SOBRE O DESENVOLVIMENTO REGIONAL

por Tiago Barbosa Ribeiro

O João Tunes, que muito prezo, considera que este meu texto revela bairrismo. Discordo, como se compreenderá. Não lhe chamaria bairrismo mas sim memória e crítica do que tem sido o modelo de desenvolvimento português dos últimos trinta anos, alimentado por um investimento público centralista que agrava claramente desigualdades regionais. A dualização e a estratificação são marcas de água do desenvolvimento português, numa sociedade que se tem localizado estrutural e relacionalmente no conjunto de países da semi-periferia europeia.

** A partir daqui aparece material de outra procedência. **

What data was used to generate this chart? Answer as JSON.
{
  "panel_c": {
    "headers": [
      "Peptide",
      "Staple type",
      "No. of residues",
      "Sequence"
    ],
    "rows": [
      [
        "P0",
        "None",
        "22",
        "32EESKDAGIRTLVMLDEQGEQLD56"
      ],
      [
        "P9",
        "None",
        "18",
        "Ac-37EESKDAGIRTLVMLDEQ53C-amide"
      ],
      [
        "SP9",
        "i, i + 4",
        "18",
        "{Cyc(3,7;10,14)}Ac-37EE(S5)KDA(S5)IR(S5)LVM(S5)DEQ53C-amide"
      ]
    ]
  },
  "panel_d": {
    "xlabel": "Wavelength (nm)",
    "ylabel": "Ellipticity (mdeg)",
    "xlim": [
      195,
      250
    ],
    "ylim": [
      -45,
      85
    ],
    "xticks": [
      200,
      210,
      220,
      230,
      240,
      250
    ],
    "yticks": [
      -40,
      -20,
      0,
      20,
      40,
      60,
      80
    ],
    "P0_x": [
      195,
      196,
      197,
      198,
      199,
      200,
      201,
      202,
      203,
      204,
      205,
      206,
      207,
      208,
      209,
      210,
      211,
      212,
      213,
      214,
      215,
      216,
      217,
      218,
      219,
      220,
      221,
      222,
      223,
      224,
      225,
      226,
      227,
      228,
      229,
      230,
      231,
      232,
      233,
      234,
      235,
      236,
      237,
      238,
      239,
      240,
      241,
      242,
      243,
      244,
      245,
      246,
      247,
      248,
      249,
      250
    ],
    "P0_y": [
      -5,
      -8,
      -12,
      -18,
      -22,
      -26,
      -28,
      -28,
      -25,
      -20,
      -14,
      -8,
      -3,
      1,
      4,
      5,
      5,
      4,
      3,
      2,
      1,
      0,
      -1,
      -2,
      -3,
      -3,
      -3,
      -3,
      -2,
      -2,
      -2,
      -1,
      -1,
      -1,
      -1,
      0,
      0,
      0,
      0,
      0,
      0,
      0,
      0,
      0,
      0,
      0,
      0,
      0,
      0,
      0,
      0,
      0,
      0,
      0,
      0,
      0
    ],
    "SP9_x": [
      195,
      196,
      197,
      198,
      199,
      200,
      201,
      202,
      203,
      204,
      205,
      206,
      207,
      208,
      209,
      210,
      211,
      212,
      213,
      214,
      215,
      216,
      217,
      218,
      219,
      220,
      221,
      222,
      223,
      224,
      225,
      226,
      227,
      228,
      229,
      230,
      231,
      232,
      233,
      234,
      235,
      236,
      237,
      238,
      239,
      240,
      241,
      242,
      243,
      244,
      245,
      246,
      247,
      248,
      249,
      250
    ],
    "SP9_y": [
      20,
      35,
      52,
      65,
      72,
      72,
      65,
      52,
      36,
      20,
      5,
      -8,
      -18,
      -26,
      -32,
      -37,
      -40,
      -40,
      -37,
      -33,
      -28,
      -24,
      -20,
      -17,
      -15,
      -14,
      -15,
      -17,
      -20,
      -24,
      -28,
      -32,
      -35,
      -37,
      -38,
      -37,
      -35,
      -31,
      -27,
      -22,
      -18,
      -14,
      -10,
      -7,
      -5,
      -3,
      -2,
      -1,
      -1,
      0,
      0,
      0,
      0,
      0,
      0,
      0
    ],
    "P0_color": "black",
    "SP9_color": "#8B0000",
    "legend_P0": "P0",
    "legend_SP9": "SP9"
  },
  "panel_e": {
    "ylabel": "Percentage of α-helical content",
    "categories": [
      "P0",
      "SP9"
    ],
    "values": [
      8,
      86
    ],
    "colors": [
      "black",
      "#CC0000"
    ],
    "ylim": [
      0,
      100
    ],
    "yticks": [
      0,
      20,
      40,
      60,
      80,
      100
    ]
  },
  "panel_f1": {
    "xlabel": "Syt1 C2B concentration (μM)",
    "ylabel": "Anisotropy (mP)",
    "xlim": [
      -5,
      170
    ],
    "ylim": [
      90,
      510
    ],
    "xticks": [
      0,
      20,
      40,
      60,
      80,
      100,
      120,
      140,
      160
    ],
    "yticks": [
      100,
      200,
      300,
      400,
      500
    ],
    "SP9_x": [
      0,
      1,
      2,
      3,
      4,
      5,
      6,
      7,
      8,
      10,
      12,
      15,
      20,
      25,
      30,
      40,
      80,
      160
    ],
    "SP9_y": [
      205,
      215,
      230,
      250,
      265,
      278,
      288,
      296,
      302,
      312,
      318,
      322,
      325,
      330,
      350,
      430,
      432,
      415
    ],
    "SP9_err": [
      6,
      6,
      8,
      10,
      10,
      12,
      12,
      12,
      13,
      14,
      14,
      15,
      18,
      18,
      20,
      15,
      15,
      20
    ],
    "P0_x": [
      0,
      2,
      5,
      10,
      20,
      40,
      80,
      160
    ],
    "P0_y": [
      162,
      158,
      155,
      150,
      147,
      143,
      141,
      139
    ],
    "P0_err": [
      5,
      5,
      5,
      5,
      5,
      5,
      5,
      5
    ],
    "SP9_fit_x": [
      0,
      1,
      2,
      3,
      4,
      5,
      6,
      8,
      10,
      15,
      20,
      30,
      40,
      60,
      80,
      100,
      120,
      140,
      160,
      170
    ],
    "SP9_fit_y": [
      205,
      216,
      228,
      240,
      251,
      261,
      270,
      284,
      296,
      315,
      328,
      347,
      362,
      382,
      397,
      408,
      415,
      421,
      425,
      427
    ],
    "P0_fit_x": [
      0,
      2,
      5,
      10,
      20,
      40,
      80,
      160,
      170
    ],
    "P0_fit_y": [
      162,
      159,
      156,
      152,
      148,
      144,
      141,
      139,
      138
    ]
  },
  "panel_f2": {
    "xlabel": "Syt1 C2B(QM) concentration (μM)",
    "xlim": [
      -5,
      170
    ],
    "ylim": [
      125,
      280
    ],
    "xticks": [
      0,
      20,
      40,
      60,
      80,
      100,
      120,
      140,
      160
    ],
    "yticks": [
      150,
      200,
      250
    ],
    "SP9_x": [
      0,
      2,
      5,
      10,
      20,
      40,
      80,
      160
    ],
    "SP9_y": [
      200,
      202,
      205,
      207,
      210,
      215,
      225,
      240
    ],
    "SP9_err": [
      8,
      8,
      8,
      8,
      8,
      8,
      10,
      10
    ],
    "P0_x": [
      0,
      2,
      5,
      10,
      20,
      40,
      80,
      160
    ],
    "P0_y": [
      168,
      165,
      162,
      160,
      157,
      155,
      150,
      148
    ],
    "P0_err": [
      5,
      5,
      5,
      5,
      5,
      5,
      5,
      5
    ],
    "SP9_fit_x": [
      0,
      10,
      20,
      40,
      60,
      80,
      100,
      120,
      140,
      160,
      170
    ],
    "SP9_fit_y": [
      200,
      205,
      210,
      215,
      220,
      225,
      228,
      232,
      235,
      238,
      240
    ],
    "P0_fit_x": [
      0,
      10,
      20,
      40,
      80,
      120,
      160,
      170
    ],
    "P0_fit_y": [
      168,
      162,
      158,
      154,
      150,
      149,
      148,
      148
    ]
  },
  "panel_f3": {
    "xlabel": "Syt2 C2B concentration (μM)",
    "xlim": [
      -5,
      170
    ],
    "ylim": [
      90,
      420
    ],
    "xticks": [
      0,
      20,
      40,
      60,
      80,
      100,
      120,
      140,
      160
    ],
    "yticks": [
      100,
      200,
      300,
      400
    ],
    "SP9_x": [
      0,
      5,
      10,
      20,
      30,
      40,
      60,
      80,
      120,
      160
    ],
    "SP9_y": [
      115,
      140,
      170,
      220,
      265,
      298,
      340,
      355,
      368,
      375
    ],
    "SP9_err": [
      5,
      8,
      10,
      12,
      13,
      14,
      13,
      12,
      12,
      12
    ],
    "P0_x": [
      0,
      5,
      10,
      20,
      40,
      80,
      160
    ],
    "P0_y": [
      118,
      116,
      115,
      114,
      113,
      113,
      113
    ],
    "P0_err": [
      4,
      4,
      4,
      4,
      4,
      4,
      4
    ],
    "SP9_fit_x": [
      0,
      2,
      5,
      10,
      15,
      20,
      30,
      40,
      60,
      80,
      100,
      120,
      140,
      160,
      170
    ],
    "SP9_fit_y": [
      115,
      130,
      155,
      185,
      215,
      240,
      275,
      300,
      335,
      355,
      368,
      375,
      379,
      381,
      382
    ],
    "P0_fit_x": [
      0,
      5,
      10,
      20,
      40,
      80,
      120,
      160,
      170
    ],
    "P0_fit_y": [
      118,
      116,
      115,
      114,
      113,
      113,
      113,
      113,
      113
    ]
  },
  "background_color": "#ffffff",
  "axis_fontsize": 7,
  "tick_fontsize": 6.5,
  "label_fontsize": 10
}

A dualização do território português aprofundou-se nas últimas décadas em dois sentidos fundamentais: rural e urbano, por um lado; Área Metropolitana do Porto e Área Metropolitana de Lisboa, por outro.

Dualização

Tal como existem actualmente, as duas áreas metropolitanas são consequência directa dessa territorialização assimétrica e concentram cerca de dois terços da população portuguesa. Surgiram legislativamente no início da década de 1990 e prefiguram uma mera delimitação administrativa que é resultante de uma composição demográfica e social, por oposição a uma organização de nível político e institucional como é a regionalização.

Ora, a tendência tardia da urbanização metropolitana dá-se à custa da fragmentação e diluição das cidades médias portuguesas e da absorção do êxodo rural, num movimento de polarização de duas áreas em relação ao resto do país, mas também da AML em relação à AMP. A alteração sócio-demográfica dos últimos vinte anos decorre da litoralização do espaço, que foi ele próprio um processo heterogéneo nas duas áreas metropolitanas, com traduções diferenciadas em cada uma delas e uma evidente preponderância para a AML.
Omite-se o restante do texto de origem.